Changes in climate and switches in Earth’s magnetic field have shaped and reshaped the migrant impulse. Some journeys can now seem extreme. The record is held by the Arctic tern, passing Ireland in May on its way north from Antarctica to breed. But even this transit has been substantially extended by use of the new 1.4-gramme data loggers, strapped to a leg and noting sunset, sunrise and location.

Leisurely wanderings

Rather than flying straight up the middle of the Atlantic, the terns take detours, zig-zagging in tropical trade winds. Some have even flown east along Antarctica in winter to feed as far as New Zealand. Among them, McGeehan notes, was a bird ringed on Co Down’s Copeland Islands that clocked up more than 90,000km.

Since the terns can and do feed anywhere the sea has fish, their leisurely, wind-assisted wanderings form just one of many kinds of “migration”. And much of this expertly researched book is on how birds make their journeys, rather than why.

They use multiple cues and shift between them, as “every star in the sky shines into their eyes, the air they breathe contains a unique isotope signature and the differential pull of the Earth’s magnetic field indicates latitude.”

“Tapping the Earth’s magnetic field,” writes McGeehan, “is the natural world’s masterstroke”, as useful to fruitflies as to homing pigeons. Birds use polarised light to calibrate their magnetic compasses, and he delves bravely and readably into the science of geomagnetism and avian optics.

His history of Irish migration research gives proper credit to the work of Richard Barrington, who, in the later 1800s, recruited the keepers of the island’s lighthouses and lightships to report on the thousands of night-flying birds drawn, often fatally, to their beams.
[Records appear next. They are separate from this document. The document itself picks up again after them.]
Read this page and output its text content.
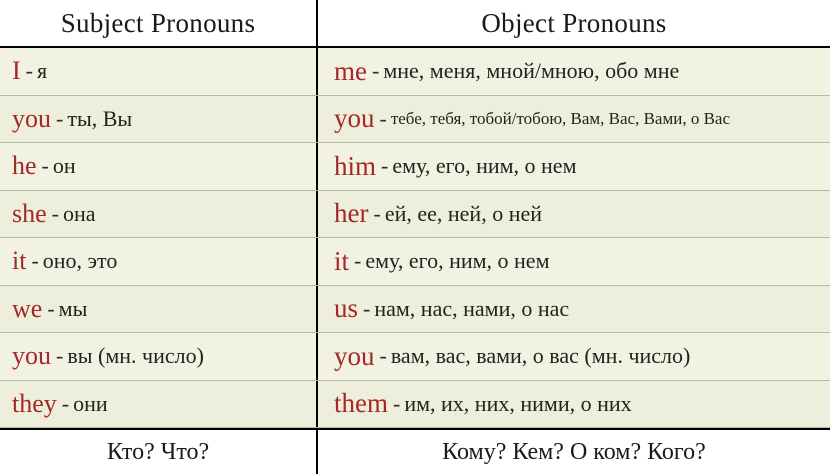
Subject Pronouns	Object Pronouns
I - я	me - мне, меня, мной/мною, обо мне
you - ты, Вы	you - тебе, тебя, тобой/тобою, Вам, Вас, Вами, о Вас
he - он	him - ему, его, ним, о нем
she - она	her - ей, ее, ней, о ней
it - оно, это	it - ему, его, ним, о нем
we - мы	us - нам, нас, нами, о нас
you - вы (мн. число)	you - вам, вас, вами, о вас (мн. число)
they - они	them - им, их, них, ними, о них
Кто? Что?	Кому? Кем? О ком? Кого?
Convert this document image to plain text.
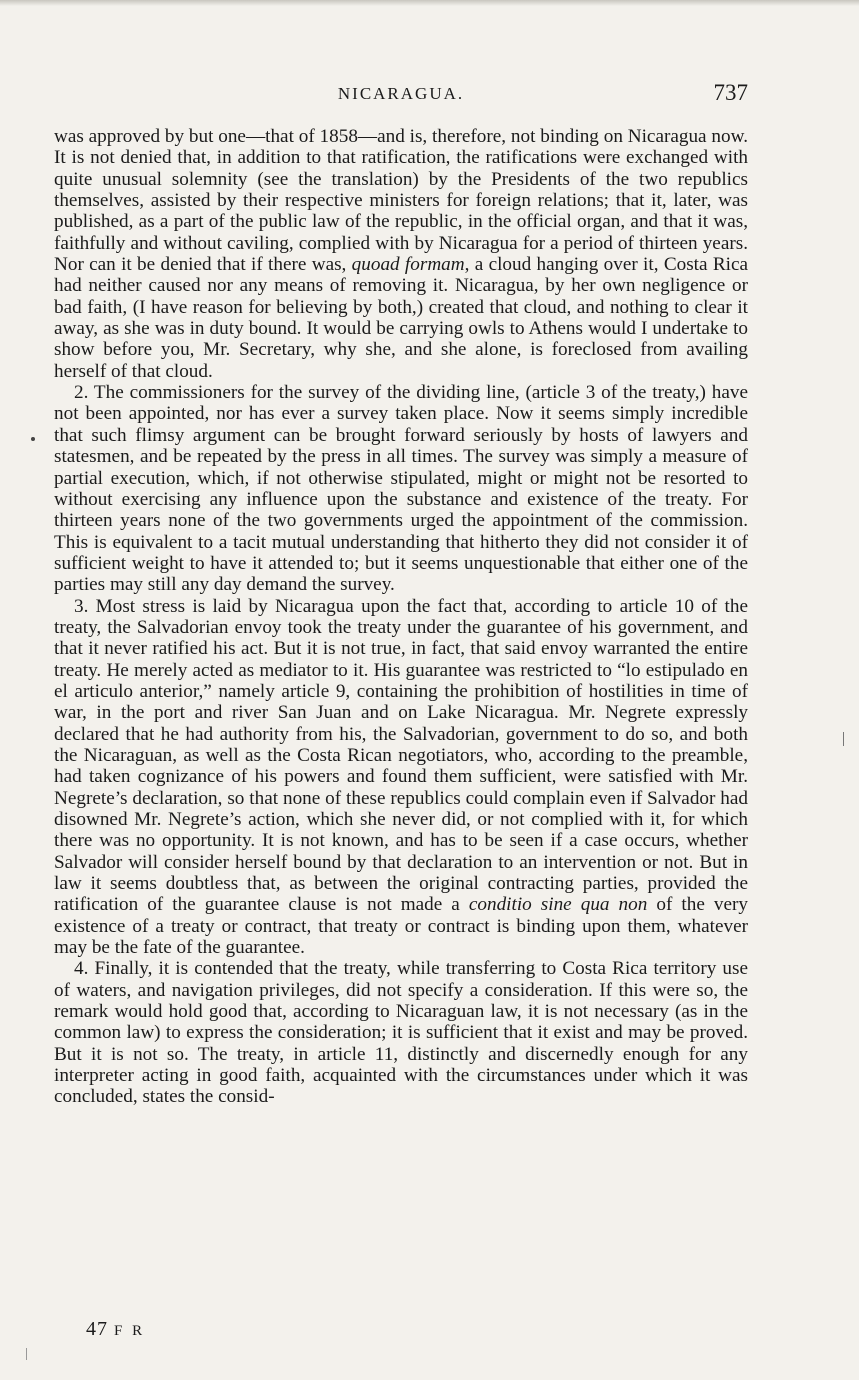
NICARAGUA.	737

was approved by but one—that of 1858—and is, therefore, not binding on Nicaragua now. It is not denied that, in addition to that ratification, the ratifications were exchanged with quite unusual solemnity (see the translation) by the Presidents of the two republics themselves, assisted by their respective ministers for foreign relations; that it, later, was published, as a part of the public law of the republic, in the official organ, and that it was, faithfully and without caviling, complied with by Nicaragua for a period of thirteen years. Nor can it be denied that if there was, quoad formam, a cloud hanging over it, Costa Rica had neither caused nor any means of removing it. Nicaragua, by her own negligence or bad faith, (I have reason for believing by both,) created that cloud, and nothing to clear it away, as she was in duty bound. It would be carrying owls to Athens would I undertake to show before you, Mr. Secretary, why she, and she alone, is foreclosed from availing herself of that cloud.

2. The commissioners for the survey of the dividing line, (article 3 of the treaty,) have not been appointed, nor has ever a survey taken place. Now it seems simply incredible that such flimsy argument can be brought forward seriously by hosts of lawyers and statesmen, and be repeated by the press in all times. The survey was simply a measure of partial execution, which, if not otherwise stipulated, might or might not be resorted to without exercising any influence upon the substance and existence of the treaty. For thirteen years none of the two governments urged the appointment of the commission. This is equivalent to a tacit mutual understanding that hitherto they did not consider it of sufficient weight to have it attended to; but it seems unquestionable that either one of the parties may still any day demand the survey.

3. Most stress is laid by Nicaragua upon the fact that, according to article 10 of the treaty, the Salvadorian envoy took the treaty under the guarantee of his government, and that it never ratified his act. But it is not true, in fact, that said envoy warranted the entire treaty. He merely acted as mediator to it. His guarantee was restricted to “lo estipulado en el articulo anterior,” namely article 9, containing the prohibition of hostilities in time of war, in the port and river San Juan and on Lake Nicaragua. Mr. Negrete expressly declared that he had authority from his, the Salvadorian, government to do so, and both the Nicaraguan, as well as the Costa Rican negotiators, who, according to the preamble, had taken cognizance of his powers and found them sufficient, were satisfied with Mr. Negrete’s declaration, so that none of these republics could complain even if Salvador had disowned Mr. Negrete’s action, which she never did, or not complied with it, for which there was no opportunity. It is not known, and has to be seen if a case occurs, whether Salvador will consider herself bound by that declaration to an intervention or not. But in law it seems doubtless that, as between the original contracting parties, provided the ratification of the guarantee clause is not made a conditio sine qua non of the very existence of a treaty or contract, that treaty or contract is binding upon them, whatever may be the fate of the guarantee.

4. Finally, it is contended that the treaty, while transferring to Costa Rica territory use of waters, and navigation privileges, did not specify a consideration. If this were so, the remark would hold good that, according to Nicaraguan law, it is not necessary (as in the common law) to express the consideration; it is sufficient that it exist and may be proved. But it is not so. The treaty, in article 11, distinctly and discernedly enough for any interpreter acting in good faith, acquainted with the circumstances under which it was concluded, states the consid-

47 F R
As it happens, another new, large-format book from Collins Press is Lighthouses of Ireland, in which artist Roger O'Reilly paints more than 80 in their often spectacular settings. His poster-style images are crisply delightful. But thinking of Barrington's army of keeper correspondents makes you wonder who's around now (if anyone) to tell one blinded bird from another – or to keep count of the morning corpses piling up on the tower's balcony.